The way you have framed this question, you make the "black and white" answer seem to be: come clean and announce to the world publicly that you committed some kind of misconduct with the papers you wrote and issue a correction.
However there are several factors here that I am reading between the lines that make me doubt that the "black and white" answer really applies here.
Guilt -- especially guilt over something that has been festering -- can skew your perspective on how important something is. It's not clear to me, in objective terms, how serious the ommission is, but my suspicion is that it is fairly minor. To me, "major" would mean that the main result of your paper is not reproducible even in principle; "minor" would mean that you did not provide enough information to fully reproduce the results but that the main conclusions are correct and reproducible (perhaps with some additional input that can't be reconstructed from the text of the paper).
Our own faults are very clear to us, while the faults of others are often less obvious. Are you sure that your assessment of your work is fair, in the sense that other papers in the literature do not contain similar omissions/simplifications? This is particularly the case since according to your description, your standards are higher than many of your peers.
Science can be brutal, and we are hard on ourselves. People make mistakes, and deserve the room to learn from those mistakes. Be kind to yourself.
Furthermore, it's important to be accurate in your assessment of this, because "going too far" in the direction of "apparent good" can lead to damage to your reputation -- if you tell people you are guilty of something, people will tend to take you at your word. Admitting to falsifying results in a paper, even approximately falsifying them, is a pretty major offense in the scientific world.
I think you need to evaluate as honestly as possible, without guilt, whether the papers currently in the literature actively causing harm. Are people citing these papers? Are they building experiments based on the parts you know are wrong? And... realistically, do you believe your omissions are significantly larger than others in the literature in your field? If not, then let it go. I promise you, you are not the only one who has done something like this, and from your description I seriously doubt that what you did is the worst thing that exists in the scientific literature.
If there are really wrong results in those papers and those wrong results are being used as a basis for follow-up studies today, then that does make the situation more complicated. But I would still proceed cautiously. I would publish an erratum or some updated paper addressing the issue, but I would strongly recommend to keep the focus on the science, and not admit fault or falsification of the results. Just state that you became aware of errors or omissions and you are submitting a clarification.

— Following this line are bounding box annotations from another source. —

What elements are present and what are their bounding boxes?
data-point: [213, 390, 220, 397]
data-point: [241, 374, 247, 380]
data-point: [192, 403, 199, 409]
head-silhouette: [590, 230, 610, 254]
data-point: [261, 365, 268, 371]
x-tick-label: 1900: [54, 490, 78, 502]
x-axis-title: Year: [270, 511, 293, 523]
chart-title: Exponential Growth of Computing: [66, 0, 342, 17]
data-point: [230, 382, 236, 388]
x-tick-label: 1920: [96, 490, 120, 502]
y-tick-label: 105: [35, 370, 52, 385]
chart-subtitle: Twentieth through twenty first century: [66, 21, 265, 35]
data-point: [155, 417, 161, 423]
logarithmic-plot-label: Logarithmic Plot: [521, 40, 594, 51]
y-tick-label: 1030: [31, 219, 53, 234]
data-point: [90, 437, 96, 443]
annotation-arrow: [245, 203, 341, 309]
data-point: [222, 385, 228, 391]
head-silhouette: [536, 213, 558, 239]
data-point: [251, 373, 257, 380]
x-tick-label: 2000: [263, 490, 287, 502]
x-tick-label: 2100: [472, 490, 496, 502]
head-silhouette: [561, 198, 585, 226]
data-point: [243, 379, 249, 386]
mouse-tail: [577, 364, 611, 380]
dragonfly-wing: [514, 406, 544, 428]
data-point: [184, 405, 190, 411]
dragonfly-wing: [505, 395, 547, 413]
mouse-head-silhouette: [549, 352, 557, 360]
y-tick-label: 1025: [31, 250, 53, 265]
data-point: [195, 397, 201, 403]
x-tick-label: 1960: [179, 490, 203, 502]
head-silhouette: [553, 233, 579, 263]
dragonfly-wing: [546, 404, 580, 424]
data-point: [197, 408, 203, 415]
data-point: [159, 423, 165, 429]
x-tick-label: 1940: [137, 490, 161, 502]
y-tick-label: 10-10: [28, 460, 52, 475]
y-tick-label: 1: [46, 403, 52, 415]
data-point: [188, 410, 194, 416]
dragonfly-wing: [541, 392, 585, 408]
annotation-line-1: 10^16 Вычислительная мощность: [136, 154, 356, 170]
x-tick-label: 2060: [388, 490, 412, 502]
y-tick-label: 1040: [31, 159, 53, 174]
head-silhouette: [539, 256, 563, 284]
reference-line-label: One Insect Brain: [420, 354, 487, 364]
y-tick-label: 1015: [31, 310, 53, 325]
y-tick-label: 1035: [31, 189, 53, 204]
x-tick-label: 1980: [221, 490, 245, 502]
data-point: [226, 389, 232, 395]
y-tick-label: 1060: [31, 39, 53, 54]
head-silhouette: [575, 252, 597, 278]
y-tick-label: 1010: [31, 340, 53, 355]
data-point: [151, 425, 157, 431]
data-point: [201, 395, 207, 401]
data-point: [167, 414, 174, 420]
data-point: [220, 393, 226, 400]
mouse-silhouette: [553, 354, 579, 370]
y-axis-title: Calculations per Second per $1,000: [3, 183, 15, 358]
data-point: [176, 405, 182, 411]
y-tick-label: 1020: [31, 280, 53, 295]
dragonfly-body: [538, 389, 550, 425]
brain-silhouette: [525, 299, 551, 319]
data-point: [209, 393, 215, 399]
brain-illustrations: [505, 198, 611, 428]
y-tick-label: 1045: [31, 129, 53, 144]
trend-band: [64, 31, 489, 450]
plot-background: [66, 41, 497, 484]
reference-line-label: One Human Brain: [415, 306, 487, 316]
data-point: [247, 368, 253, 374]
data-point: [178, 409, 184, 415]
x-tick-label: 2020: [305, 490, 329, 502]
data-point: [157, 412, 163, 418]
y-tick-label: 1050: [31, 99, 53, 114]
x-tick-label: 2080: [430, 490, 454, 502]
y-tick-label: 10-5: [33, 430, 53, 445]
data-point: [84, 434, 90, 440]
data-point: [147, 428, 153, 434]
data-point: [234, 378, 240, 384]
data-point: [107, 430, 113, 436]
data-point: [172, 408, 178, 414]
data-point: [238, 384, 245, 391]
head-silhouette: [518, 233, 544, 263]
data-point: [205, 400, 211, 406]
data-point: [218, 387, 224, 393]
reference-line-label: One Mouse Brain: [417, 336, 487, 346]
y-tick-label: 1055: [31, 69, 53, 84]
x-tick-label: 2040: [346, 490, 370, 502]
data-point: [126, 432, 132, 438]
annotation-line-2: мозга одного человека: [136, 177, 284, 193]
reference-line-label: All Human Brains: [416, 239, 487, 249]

The problem you have is that by raising the issue now, particularly if you frame the issue as something serious like "falsification", years and years after the paper was published, is that (a) people will wonder why you are brining it up (they may question your motives), and (b) you bring attention to the issue. If harm is not actively being caused, and your guilt is causing you to overestimate how significant the actual offense was, then there is a serious risk that the net result will be self-sabatoge without helping yourself, anyone in community, or, I would argue, even "the cause of justice" in an abstract sense.
You seem to be a very serious and dedicated scientist. Focus on doing good science and bringing positive and exciting new results into the world. Don't let this consume you.